The case concerned four sub-leases between the parties for separate floors of an office block in Paddington, London. Rent was payable in advance on the usual quarter days. The reddendum in clause 2 stated that the basic rent should be paid ‘yearly and proportionately for any part of a year by equal quarterly instalments on the Quarter Days’. The break clause allowed the lessee to terminate the lease on 24 January 2012. To activate the break clause, the lessee had to give six months’ notice, there had to be no arrears of rent or VAT on rent, and a premium had to be paid. There was no express term entitling the lessee to be repaid any sum by way of rent that he or she had paid in excess of what was due for periods prior to the break date.

M&S complied with the conditions of the break clause, paying the rent for the quarter on 25 December 2011. The lease came to an end on 24 January 2012. M&S demanded repayment of the rent paid in advance for the period from 25 January to 24 March 2012 (the broken period). At first instance Morgan J held that there was an implied term that the lessor would repay the rent paid in respect of the broken period.

Arden LJ, with whom Jackson and Fulford LJJ agreed, held that there was no such implied term. Following A.G. of Belize v Belize Telecom [2009] 1 WLR 1988, the starting point was that if there was no express term, none would be implied. The court will not imply a term as a matter of interpretation unless it is necessary that the agreement should contain such a term to achieve the parties’ express agreement, purposively construed against the admissible background.

Rent is not simply a payment to the lessor for the use and occupation of the premises: it is also used as a yardstick for compensating a party for some loss that he incurs by entering into a lease. When the parties signed up to the lease it would have been obvious that rent would have to be paid on the last quarter day in full for a period that went beyond the break date. The parties could easily have added a clause to the effect that the lessor was to repay any rent paid for the broken period. The point that such a clause could have been included expressly so easily might even be a factor against its implication.

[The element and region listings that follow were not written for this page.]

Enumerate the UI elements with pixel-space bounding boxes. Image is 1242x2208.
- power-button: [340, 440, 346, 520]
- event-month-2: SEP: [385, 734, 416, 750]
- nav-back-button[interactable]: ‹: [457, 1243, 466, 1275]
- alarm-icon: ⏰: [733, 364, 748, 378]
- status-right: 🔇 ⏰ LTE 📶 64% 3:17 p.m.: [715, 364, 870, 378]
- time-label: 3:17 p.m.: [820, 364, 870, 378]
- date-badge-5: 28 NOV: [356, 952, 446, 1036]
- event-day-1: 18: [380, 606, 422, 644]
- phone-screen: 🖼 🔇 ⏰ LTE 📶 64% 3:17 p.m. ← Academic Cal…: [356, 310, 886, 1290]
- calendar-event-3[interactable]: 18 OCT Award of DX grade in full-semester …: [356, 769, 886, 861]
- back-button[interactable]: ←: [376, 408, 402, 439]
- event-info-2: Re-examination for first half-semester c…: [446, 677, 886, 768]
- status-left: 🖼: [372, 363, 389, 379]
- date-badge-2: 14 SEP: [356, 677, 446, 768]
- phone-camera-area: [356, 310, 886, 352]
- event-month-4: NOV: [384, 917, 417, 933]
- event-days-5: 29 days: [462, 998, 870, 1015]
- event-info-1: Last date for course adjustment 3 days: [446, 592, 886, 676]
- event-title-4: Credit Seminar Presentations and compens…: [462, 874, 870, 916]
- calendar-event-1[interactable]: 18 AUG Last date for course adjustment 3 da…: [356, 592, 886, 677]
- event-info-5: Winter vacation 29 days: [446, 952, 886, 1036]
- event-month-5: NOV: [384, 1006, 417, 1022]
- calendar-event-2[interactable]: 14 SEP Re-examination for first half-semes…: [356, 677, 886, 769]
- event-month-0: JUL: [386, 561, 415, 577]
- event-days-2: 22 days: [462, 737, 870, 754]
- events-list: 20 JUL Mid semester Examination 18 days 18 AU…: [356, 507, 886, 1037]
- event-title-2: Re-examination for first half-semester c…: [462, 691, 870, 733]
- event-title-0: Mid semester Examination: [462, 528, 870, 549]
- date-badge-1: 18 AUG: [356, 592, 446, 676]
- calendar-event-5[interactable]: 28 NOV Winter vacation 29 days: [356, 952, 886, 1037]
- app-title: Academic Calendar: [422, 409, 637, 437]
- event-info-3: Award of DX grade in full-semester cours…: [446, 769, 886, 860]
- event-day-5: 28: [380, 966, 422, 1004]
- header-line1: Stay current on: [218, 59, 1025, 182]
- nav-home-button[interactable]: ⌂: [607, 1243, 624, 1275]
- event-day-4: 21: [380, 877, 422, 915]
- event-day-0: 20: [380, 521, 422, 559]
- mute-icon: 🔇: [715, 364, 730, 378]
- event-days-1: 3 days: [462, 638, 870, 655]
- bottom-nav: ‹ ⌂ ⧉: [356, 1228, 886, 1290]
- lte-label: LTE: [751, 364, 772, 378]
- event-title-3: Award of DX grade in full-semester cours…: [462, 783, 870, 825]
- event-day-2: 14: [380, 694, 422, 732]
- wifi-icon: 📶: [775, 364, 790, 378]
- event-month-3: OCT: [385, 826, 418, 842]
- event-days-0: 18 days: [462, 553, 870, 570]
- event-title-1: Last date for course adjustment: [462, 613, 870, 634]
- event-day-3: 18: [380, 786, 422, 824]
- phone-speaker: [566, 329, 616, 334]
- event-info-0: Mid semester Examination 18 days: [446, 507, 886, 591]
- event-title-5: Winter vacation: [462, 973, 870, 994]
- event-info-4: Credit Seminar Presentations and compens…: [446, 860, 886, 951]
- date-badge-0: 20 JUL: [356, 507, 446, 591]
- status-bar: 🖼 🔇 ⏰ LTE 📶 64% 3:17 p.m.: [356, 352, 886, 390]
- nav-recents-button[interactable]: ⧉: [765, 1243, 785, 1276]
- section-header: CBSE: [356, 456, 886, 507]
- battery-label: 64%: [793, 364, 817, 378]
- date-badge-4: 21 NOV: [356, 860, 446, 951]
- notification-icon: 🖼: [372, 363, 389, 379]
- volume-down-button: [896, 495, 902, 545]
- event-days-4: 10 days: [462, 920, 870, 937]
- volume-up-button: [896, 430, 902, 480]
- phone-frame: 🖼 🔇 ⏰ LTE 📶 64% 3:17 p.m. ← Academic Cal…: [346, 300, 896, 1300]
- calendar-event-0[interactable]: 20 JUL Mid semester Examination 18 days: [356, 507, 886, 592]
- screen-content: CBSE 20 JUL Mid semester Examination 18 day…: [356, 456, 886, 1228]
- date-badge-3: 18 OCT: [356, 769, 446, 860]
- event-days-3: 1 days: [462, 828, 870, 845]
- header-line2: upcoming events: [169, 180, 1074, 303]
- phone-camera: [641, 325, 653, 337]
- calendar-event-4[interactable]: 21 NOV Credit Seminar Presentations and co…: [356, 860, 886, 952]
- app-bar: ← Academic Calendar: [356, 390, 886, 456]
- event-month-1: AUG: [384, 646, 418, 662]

Practitioners should consider the following points:

  • When drafting a break clause, consider what is to happen to rent and other payments made before the lease comes to an end. Is the lessor going to repay them on an apportionment basis? If so, include this expressly in the lease.
  • It was re-emphasised that Belize will not allow courts to imply terms simply because they are ‘reasonable’. If a term is not included in an agreement, the starting point is that the term should not be implied. Courts will be increasingly loyal to the parties’ agreement.
  • Given this, each lease should be considered separately. Consider the requirements and effect of each break clause carefully.